The reality of God’s presence when storms of life are raging

Students Letarshia and Eric Robinson explore Denver during the APCE conference.


M.A.C.E. student Letarshia Robinson shares her reflections on attending the Association of Presbyterian Church Educators (APCE) 2017 Annual Event in Denver, Colorado.

The theme of this year’s APCE conference was “God with us in the chaos.” In their plenaries, Nadia Bolz Weber and Dr. Larron Jackson offered encouragement to those of us who are in and preparing for ministry, reminding us of God’s presence in the chaos of ministry, in the chaos of life.

We believe that God’s presence through the storms of life is a reality; a gracious gift from a loving God to God’s people. But there is something which gnaws at my soul, and indeed gnaws at each of us. Why is it so easy to forget the loving reality of God’s presence when the storms of life are raging? I am reminded of the great hymn, “Come Thou Fount of Every Blessing,” and the line “prone to wander, Lord I feel it. Prone to leave the God I love.”
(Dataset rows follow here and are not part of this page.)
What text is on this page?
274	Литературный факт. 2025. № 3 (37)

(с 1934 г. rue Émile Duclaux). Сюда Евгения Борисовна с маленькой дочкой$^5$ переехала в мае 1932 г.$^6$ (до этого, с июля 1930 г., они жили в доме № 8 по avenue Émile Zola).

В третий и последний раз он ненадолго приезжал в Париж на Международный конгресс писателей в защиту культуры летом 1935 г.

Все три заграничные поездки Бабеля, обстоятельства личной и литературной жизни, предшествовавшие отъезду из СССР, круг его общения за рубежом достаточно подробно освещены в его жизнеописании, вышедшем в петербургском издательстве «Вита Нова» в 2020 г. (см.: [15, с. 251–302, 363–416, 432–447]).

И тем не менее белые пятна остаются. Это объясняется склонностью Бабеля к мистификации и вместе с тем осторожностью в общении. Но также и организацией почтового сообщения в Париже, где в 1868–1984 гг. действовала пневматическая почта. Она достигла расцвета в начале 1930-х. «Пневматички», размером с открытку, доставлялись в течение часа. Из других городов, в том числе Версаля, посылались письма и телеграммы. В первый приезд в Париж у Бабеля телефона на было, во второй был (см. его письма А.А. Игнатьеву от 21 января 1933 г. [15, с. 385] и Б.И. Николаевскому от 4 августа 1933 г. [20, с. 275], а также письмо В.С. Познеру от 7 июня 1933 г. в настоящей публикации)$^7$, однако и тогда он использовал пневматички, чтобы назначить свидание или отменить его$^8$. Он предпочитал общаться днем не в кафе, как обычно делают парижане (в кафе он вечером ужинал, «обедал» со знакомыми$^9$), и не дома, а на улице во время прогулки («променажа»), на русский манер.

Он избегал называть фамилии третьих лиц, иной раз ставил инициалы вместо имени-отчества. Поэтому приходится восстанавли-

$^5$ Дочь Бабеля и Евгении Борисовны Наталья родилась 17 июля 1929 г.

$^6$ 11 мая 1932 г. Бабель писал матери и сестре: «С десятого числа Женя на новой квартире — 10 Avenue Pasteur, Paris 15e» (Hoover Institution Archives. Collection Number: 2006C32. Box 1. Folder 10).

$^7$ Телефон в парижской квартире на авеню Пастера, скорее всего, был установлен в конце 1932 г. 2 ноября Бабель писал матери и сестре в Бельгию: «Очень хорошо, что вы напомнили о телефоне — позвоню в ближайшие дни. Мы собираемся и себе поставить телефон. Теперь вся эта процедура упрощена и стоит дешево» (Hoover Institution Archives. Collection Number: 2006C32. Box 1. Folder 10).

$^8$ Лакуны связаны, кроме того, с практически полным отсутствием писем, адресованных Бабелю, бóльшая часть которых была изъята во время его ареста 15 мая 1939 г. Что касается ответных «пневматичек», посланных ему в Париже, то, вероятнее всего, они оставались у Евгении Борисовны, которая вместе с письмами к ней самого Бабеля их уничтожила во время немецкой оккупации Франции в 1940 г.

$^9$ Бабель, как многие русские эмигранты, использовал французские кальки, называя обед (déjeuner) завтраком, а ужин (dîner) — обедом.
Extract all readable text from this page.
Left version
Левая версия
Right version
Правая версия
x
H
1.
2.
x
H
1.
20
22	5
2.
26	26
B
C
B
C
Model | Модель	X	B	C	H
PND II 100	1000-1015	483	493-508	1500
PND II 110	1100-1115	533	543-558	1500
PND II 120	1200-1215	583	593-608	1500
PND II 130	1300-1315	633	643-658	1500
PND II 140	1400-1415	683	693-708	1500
Wandering is part of our Christian reality, one which we would ever soon forget! Especially when trials come, we may feel that emotions of sadness, anxiety, or stress indicate a lack of God’s presence, and because we feel a lack of God’s presence, our hearts begin to wander, assuming God is not there, stuck in the deep abyss of pain, shame, and self-pity.

This is the deceptive nature of sin.  It blinds our eyes to the true reality of God’s presence and pushes us deeper into ourselves. And the deeper we push into ourselves, the more shame we feel about re-emerging into God’s presence. In her plenary as a keynote speaker at APCE, Nadia Bolz Weber spoke about the nature of sin and shame, and how we allow shame to block us from embracing God’s presence and ever-present forgiveness. Nadia reminded us that God wants to forgive and restore.

When the storms of life are raging, let us not allow the human emotions of sadness, anxiety, or stress lead us into shame and hiding from God, but rather let us embrace God’s loving presence, which is ever-present in the storms of life, ever-present in the chaos. As Dr. Larron Jackson reminded us in his plenary, “human beings do human things, yet God loves them.”

God, help us to see the reality of your presence in the midst of life’s storms, and to allow ourselves to be embraced by your loving care.